Transylvanian diaries – part 3 (Demo)

By Stephen McGrath

In the vast green orchard behind the barn, our apple, pear and peach trees are sagging under the weight of ripe fruit as myriad species of butterfly flutter calmly in the overgrowth. It’s a scenic view from here: the Lutheran hilltop church stands proud in spite of its semi-redundancy; the Hungarian renaissance castle peers through a fortification of tall trees that hosts a sporadic knocking of woodpeckers and horses strut serenely across the high pastures. It is a moment in which it’s easy to forget about the work ahead, but I’m standing in metre-tall vegetation that needs cutting and my brand new petrol strimmer is not fit for the job. Neither am I. 

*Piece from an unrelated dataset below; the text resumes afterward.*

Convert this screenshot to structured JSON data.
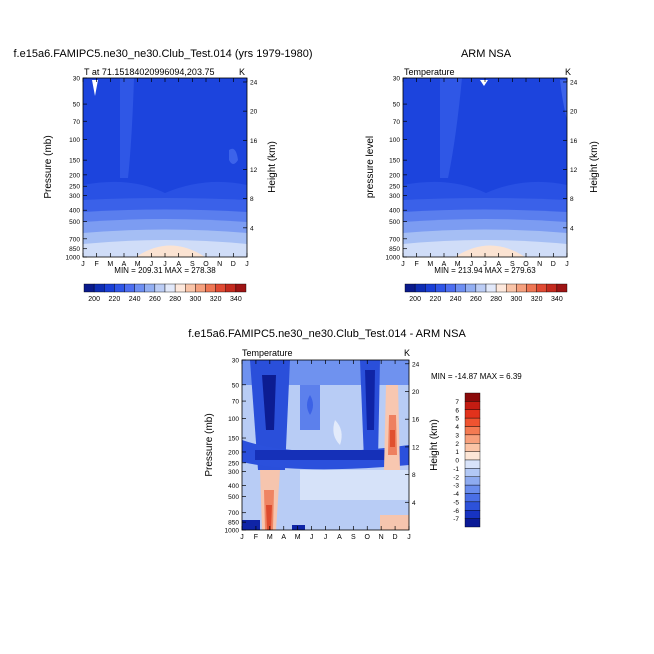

It is time to utilise the skills of local villagers, men and women — but mostly men — prolific in the art of scything great swathes of grass and who are up to the task, as I get on with other labour-intensive jobs, which, of course, are in no short supply. 

Eugen is a lean moustachioed man of indistinguishable age, dressed in baggy belted corduroy trousers and a checkered shirt. He is often seen around the village with a scythe slung over his shoulder, an old farming tool which he uses with the ease of a natural limb. After few roadside words, Eugen agrees to the job and he begins cutting a sizeable patch in front of the house — before money is even discussed — and says that he’ll return at 9am tomorrow to get to work in the orchard. As Eugen scythes in smooth rhythmic motion in the strong evening sun, Tommy, our son, is playing with a group of children nearby. Tomorrow we are having a team of workers to dig a new well, as the old stone well is too difficult to clean to use as our main water source.

Finally, things feel as though they are heading in the right direction, with important jobs getting done. 

The well workers arrive at 7.30am sharp. As I open the large courtyard gates to allow access for their truck, I realise how many mornings I miss as the sun ascends; the valley trapped with mist, the early birdsong and the low morning temperatures which improves the first coffee of the day — it is like waking up with the world. The workers wasted no time at all; after scant deliberation on where the new well should go, the team of five guys begin digging their way beneath the courtyard with their shovels. Digging is exhausting work, so they take it in turns as the excavated soil quickly becomes a large heap in the courtyard. The large courtyard is clean and organised, so watching the heap grow is painful, so I get my wheelbarrow for the workers to deposit the soil in, and then rush to keep pace as I dump it next to the barn to level more ground adjacent to the stream. It is not yet 9am, and my forehead is covered in beads of sweat which quickly becomes a stream and soon my t-shirt too is saturated. 

Then I realise it is 9.40am and there is no sign of Eugen, who we paid in advance, which is seldom advisable whichever way we try to look at it. 

Andreea and I, although furious, laugh in the wisdom of hindsight. “He’s probably got his first hangover in years,” I say; “we should have known better,” we agree. His absence makes me think about his life and of life more generally for many in rural Romania. Many villagers appear to live in the spirit of the short-term; it is not hard to imagine a booze-soaked evening at the village bar, or cârciuma — a chorus of grumbles and the constant clattering of beer bottles. 

Yet, as the well workers lower the concrete rings down into the 5-metre hole, Eugen walks through the gate with his scythe slung over his shoulder, clearly slightly worse for wear from the night before. Rotating in smooth rhythmic motion, he makes light work of the orchard, before pausing for a cold beer. “I don’t drink water when I work,” he says. “it makes me sweat.”